The error occurs when to get best beams
and error message 'boolean value of tensor with more than one value is ambiguous. ' is popped up
at here.
def getBestBeams(self, num):
"return best beams, specify the max. number of beams to be returned (beam width)"
u = [v for (_, v) in self.beams.items()]
lmWeight = 1
return sorted(u, reverse=True, key=lambda x: x.getPrTotal() * (x.getPrTextual() ** lmWeight))[:num]
I changed the tensor into the numpy array, but it makes another error again.
'The truth value of an array with more than one element is ambiguous. Use a.any() or a.all()'
I tried to find the solution and read your code for days, but I don't know what is problem.
Please help me. If you want to know more details about error, please let me know.
I look forward to your comment.
Thank you for your consideration.
Hi,
- can you give the function-stack-trace which Python prints when it crashes (just copy paste the output from the terminal)?
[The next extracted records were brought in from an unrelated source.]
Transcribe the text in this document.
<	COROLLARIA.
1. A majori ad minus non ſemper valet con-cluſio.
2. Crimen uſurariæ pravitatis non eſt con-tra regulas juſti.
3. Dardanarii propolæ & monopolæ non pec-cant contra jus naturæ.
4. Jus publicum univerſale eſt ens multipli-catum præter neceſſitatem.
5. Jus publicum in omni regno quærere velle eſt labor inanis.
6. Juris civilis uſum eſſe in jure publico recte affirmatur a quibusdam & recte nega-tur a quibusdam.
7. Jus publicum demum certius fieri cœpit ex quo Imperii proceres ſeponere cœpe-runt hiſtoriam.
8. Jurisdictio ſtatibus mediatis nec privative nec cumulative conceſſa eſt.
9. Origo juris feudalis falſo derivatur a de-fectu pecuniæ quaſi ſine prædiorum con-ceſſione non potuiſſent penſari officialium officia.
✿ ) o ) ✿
I have to know the exact line where this happens.
- I never tried it with PyTorch Tensors, but for NumPy arrays it should work
- You're using the Python prototype. Is there a reason why you don't use the C++ implementation (which can also be used in Python code)? It is much faster and also provides more features.
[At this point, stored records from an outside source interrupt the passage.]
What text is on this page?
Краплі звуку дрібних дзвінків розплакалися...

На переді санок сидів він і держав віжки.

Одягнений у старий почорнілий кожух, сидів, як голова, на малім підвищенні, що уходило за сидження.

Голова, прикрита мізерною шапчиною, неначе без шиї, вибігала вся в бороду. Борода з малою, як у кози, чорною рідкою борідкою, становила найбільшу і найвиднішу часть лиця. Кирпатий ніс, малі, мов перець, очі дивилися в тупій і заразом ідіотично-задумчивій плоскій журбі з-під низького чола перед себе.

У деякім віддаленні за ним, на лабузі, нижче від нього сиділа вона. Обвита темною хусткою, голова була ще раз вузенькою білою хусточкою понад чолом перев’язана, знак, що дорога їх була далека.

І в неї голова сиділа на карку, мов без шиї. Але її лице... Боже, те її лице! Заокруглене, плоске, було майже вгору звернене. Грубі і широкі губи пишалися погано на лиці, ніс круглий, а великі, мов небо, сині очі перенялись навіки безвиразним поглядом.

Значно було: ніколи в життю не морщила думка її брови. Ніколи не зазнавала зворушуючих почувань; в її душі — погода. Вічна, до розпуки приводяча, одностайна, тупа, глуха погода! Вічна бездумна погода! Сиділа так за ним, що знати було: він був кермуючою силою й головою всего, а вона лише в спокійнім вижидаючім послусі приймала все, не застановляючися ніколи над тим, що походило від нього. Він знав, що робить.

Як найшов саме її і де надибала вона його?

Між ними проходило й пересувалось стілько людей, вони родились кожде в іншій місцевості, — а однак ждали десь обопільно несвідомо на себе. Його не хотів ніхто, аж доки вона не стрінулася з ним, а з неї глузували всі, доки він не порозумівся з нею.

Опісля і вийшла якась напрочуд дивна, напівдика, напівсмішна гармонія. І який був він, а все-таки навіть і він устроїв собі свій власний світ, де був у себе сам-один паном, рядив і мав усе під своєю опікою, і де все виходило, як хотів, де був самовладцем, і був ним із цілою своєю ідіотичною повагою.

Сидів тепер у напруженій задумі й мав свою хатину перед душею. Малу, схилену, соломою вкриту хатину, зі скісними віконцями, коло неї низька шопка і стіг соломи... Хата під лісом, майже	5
- Is the CTC blank character the last one of the characters?
@githubharald
Thank you for your comment. I solve the problem by converting tensors into numpy arrays and adding .all() function to the array.
However, I'm curious about the output of the decoder.
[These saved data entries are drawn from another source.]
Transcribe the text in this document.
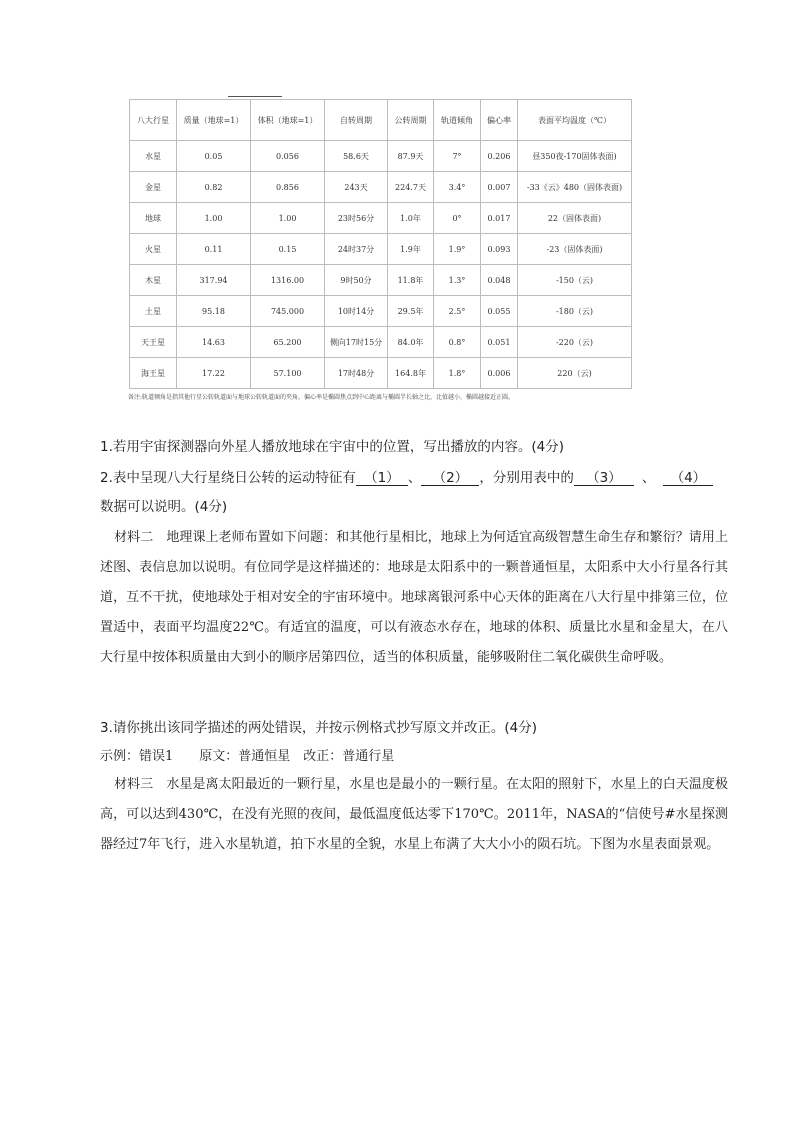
八大行星	质量（地球=1）	体积（地球=1）	自转周期	公转周期	轨道倾角	偏心率	表面平均温度（℃）
水星	0.05	0.056	58.6天	87.9天	7°	0.206	昼350夜-170固体表面)
金星	0.82	0.856	243天	224.7天	3.4°	0.007	-33《云》480（固体表面)
地球	1.00	1.00	23时56分	1.0年	0°	0.017	22（固体表面)
火星	0.11	0.15	24时37分	1.9年	1.9°	0.093	-23（固体表面)
木星	317.94	1316.00	9时50分	11.8年	1.3°	0.048	-150（云)
土星	95.18	745.000	10时14分	29.5年	2.5°	0.055	-180（云)
天王星	14.63	65.200	侧向17时15分	84.0年	0.8°	0.051	-220（云)
海王星	17.22	57.100	17时48分	164.8年	1.8°	0.006	220（云)
备注:轨道倾角是指其他行星公转轨道面与地球公转轨道面的夹角。偏心率是椭圆焦点到中心距离与椭圆半长轴之比，比值越小，椭圆越接近正圆。
1.若用宇宙探测器向外星人播放地球在宇宙中的位置，写出播放的内容。(4分)
2.表中呈现八大行星绕日公转的运动特征有 （1） 、 （2） ，分别用表中的 （3） 、 （4）
数据可以说明。(4分)
材料二　地理课上老师布置如下问题：和其他行星相比，地球上为何适宜高级智慧生命生存和繁衍？请用上述图、表信息加以说明。有位同学是这样描述的：地球是太阳系中的一颗普通恒星，太阳系中大小行星各行其道，互不干扰，使地球处于相对安全的宇宙环境中。地球离银河系中心天体的距离在八大行星中排第三位，位置适中，表面平均温度22℃。有适宜的温度，可以有液态水存在，地球的体积、质量比水星和金星大，在八大行星中按体积质量由大到小的顺序居第四位，适当的体积质量，能够吸附住二氧化碳供生命呼吸。
3.请你挑出该同学描述的两处错误，并按示例格式抄写原文并改正。(4分)
示例：错误1　　原文：普通恒星　改正：普通行星
材料三　水星是离太阳最近的一颗行星，水星也是最小的一颗行星。在太阳的照射下，水星上的白天温度极高，可以达到430℃，在没有光照的夜间，最低温度低达零下170℃。2011年，NASA的“信使号#水星探测器经过7年飞行，进入水星轨道，拍下水星的全貌，水星上布满了大大小小的陨石坑。下图为水星表面景观。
As I printed the output, decoder makes just one sentence, but can I have output which is bound with batch size?
For example, decoder makes a list which has a length of batch size, so I can get sentences at once.
Second, does decoder output a sentence which is only in the language model (corpus)?
I made 'chars.txt' and 'wordchars.txt' with 28 characters which are space, ' and A-Z
and made 'corpus.txt' with some sentences.
It seems that decoder outputs a sentence which is only in the 'corpus.txt'.
Thanks in advance.
- The prototype only works on one batch element at a time. As I said - better use the C++ implementation.
- To use the language model you need a large corpus. You're only using a small corpus, the best is to disable the language model and just use the corpus to create a dictionary, which is called "Words" mode, which is enabled by setting
useNGrams = False
in main.py.
@githubharald
OK, I understand. Thank you for your explanation.
I will try to use C++ implementation.
If I have another question, I will open issue again.
Thank you.